Interview de Manuel Poux : Directeur Développement et Marketing au sein de BNP Paribas Reim

Manuel Poux

Directeur Développement et Marketing au sein de BNP Paribas Reim

L’avènement des OPCI va marquer un coup d'arrêt pour les SIIC à quelques exceptions près

Publié le 24 Novembre 2007

Quel regard portez vous sur le secteur de l’immobilier en France ?
Le contexte reste globalement porteur dans le domaine des logements, notamment dans les grandes agglomérations. On observe toujours un déficit au niveau de l’offre qui devrait perdurer dans les années à venir pour des raisons essentiellement démographiques, liée à l'éclatement des cellules familiales et au vieillissement de la population.
Toutefois, le secteur reste sensible à la hausse des taux.

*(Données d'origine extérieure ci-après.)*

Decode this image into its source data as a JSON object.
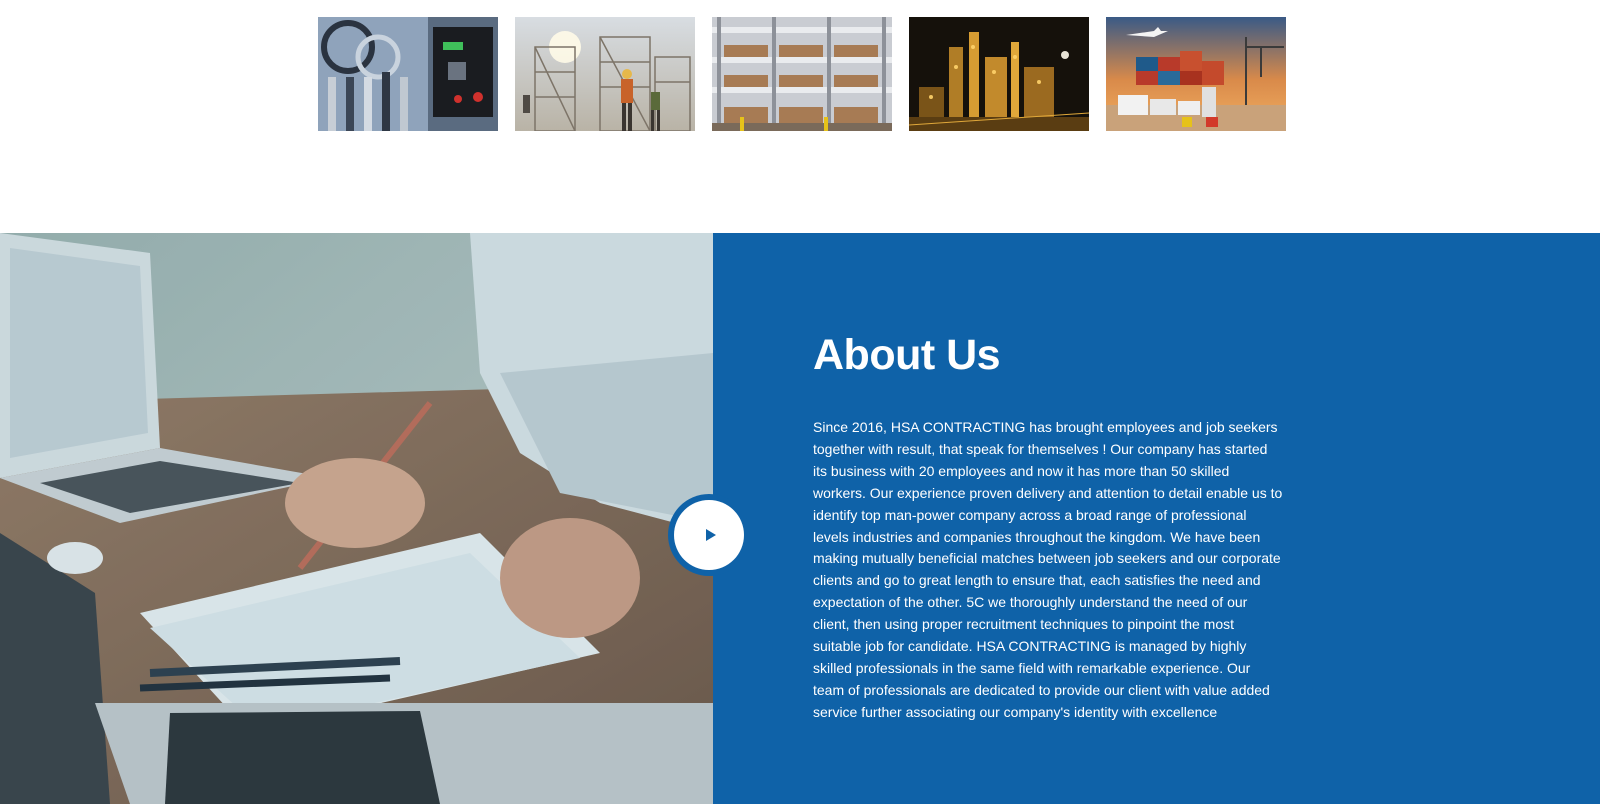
{
  "gallery": {
    "items": [
      {
        "name": "industrial-control-panel-image"
      },
      {
        "name": "construction-workers-scaffold-image"
      },
      {
        "name": "warehouse-pallet-racks-image"
      },
      {
        "name": "refinery-night-image"
      },
      {
        "name": "logistics-containers-trucks-image"
      }
    ]
  },
  "about": {
    "title": "About Us",
    "body": "Since 2016, HSA CONTRACTING has brought employees and job seekers together with result, that speak for themselves ! Our company has started its business with 20 employees and now it has more than 50 skilled workers. Our experience proven delivery and attention to detail enable us to identify top man-power company across a broad range of professional levels industries and companies throughout the kingdom. We have been making mutually beneficial matches between job seekers and our corporate clients and go to great length to ensure that, each satisfies the need and expectation of the other. 5C we thoroughly understand the need of our client, then using proper recruitment techniques to pinpoint the most suitable job for candidate. HSA CONTRACTING is managed by highly skilled professionals in the same field with remarkable experience. Our team of professionals are dedicated to provide our client with value added service further associating our company's identity with excellence",
    "play_icon": "play-icon",
    "accent_color": "#0f62a8"
  }
}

Le financement de la résidence principale a connu un allongement important de la durée moyenne de l'emprunt depuis deux ans, même si depuis quelques mois nous observons une certaine stabilisation autour de 21 années. Une hausse trop importante des taux pourra marquer un coup d'arrêt à la capacité des particuliers de financer leur acquisition.

Nous ne nous attendons pas à une crise ou à une chute importante mais à une consolidation et à une évolution légèrement négative des valeurs vénales de l'immobilier du logement.
Les valeurs locatives, quant à elles, vont continuer à être orientées à la hausse compte tenu du déséquilibre qui va perdurer entre l'offre et la demande.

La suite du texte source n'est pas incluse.